Remove any one of those pieces and AI becomes little more than an exceptionally fast search engine.

Reality Check
Every workflow skipped today is a pattern AI won't discover tomorrow.

Don't Stop at "Who?"

The AI revolution has created tremendous excitement, and rightly so. Finding the right advocate is becoming dramatically easier than it was only a few years ago.

That's worth celebrating.

Just don't confuse a better search experience with a better advocacy program. Search is only one chapter in the story.

The organizations that see the greatest return from AI won't necessarily be the ones with the most sophisticated models.

They'll be the ones with the richest operational history.

  • Every request becomes institutional memory.
  • Every activity measured.
  • Every contribution attributable.
  • Every outcome becomes another lesson AI can learn from.

Those organizations won't use AI merely to answer the question, "Who should we ask?"
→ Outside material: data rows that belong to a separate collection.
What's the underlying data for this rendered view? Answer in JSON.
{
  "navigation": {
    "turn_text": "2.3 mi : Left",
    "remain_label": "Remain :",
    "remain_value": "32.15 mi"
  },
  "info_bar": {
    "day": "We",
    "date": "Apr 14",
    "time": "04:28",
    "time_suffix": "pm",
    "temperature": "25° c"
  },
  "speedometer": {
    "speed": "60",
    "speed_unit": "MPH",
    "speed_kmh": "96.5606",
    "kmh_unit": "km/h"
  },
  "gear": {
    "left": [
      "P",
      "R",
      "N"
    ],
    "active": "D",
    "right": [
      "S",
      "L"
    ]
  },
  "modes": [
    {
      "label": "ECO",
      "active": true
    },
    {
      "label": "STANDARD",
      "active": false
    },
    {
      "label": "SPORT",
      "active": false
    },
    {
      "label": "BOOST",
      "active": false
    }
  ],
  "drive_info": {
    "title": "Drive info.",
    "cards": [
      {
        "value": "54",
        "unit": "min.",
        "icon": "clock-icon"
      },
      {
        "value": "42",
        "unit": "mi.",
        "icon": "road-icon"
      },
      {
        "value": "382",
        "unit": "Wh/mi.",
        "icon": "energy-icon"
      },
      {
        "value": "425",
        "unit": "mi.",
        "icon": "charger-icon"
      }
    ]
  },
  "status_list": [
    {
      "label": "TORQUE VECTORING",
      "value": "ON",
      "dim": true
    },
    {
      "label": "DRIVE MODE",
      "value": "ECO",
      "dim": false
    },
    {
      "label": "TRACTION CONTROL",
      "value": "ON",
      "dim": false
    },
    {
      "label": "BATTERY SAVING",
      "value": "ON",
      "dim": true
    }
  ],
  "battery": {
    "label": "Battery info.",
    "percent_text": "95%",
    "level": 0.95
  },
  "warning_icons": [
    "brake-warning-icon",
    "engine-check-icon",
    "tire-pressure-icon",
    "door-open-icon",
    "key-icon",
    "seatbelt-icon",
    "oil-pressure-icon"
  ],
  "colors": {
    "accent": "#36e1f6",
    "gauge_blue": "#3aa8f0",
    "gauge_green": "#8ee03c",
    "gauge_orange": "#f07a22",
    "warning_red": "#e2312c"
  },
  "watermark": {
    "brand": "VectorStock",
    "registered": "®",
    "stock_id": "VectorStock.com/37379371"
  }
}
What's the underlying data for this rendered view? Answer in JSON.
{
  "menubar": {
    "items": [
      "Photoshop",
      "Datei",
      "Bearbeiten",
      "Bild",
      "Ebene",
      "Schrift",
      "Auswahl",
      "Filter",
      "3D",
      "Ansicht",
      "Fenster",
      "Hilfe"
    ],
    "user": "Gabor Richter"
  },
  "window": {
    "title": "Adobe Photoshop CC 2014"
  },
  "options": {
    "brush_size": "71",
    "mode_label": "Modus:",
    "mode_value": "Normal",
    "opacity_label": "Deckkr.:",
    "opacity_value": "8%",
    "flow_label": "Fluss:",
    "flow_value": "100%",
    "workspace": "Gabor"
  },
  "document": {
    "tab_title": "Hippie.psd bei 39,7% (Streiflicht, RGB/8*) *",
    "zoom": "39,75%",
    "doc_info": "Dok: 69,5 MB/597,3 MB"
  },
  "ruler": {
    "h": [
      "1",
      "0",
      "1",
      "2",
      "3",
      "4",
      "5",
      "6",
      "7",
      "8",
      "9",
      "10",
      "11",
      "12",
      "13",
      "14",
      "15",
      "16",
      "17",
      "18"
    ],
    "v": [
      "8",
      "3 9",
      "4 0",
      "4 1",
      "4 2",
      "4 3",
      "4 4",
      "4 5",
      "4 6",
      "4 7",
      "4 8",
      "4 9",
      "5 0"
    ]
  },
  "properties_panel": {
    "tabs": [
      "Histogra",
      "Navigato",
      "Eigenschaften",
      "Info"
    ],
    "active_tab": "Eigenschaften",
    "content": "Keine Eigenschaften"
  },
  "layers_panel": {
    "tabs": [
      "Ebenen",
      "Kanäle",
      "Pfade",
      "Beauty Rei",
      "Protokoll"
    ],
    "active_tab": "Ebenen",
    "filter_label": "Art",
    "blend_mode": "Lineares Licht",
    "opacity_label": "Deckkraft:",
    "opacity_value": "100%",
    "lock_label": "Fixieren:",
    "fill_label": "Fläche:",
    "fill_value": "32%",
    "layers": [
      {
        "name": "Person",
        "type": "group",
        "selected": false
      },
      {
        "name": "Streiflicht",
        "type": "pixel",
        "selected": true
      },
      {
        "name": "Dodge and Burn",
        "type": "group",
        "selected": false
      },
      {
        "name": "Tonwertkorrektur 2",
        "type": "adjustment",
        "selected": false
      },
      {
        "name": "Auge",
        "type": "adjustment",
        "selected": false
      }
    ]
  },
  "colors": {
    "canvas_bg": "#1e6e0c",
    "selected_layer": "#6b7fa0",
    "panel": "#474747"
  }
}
They'll use AI to answer far more valuable questions.

  • "Where are we running short of advocates?"
  • "When is the most effective time to use advocates?"
  • "What types of advocacy generate the greatest business impact?"
  • "What patterns have we been missing?"

That's when AI stops behaving like a better Google search.

That's when it starts behaving like a strategic partner.

Finding the right advocate has always been the opening scene.

If your AI can find advocates but your program can't learn from using them, you've built a remarkable search engine instead of a remarkable advocacy program.